Federal agencies have long played a critical role in advancing research at the intersection of artificial intelligence, science, and engineering. This panel convenes representatives from agencies such as NASA, NIST, NSF, the U.S. Army, the Department of Energy, and the U.S. Forest Service to reflect on their experiences supporting mission-aligned research across domains including health, materials, manufacturing, and national security. The discussion will explore opportunities and challenges related to Generative AI in these contexts, including topics such as scientific foundation models, interdisciplinary collaboration, data and infrastructure needs, and workforce development. Drawing on their unique vantage points, panelists will share observations on how the research landscape is evolving and how the broader scientific community might engage with emerging directions. The session aims to catalyze conversation between researchers and agency-affiliated experts, offering insights that can help shape the future of AI-enabled discovery and innovation.

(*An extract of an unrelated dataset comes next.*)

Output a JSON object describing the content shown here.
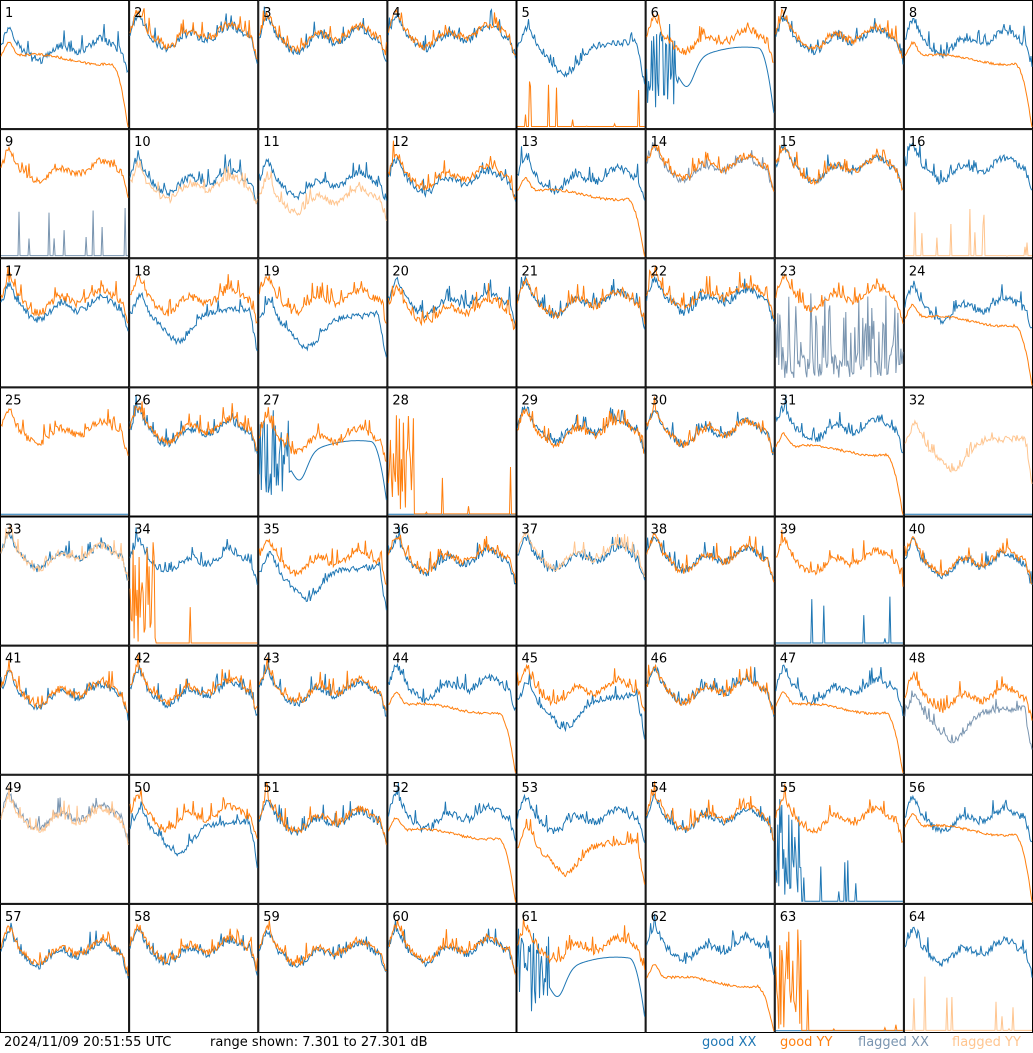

This concluding panel will reflect on key insights and recurring themes that have emerged across the workshop. Panelists will discuss shared challenges and domain-specific adaptations, critical gaps, promising directions, and methodological needs at the intersection of Generative AI and scientific discovery. The session will also focus on shaping a post-workshop report that captures the community’s vision for advancing GenAI in scientific domains—highlighting priorities for foundational research, infrastructure, evaluation, and collaboration. Participants will be invited to contribute ideas for framing, structuring, and dissemination of the report, with the goal of informing funding agencies, policymakers, and the broader stakeholder community.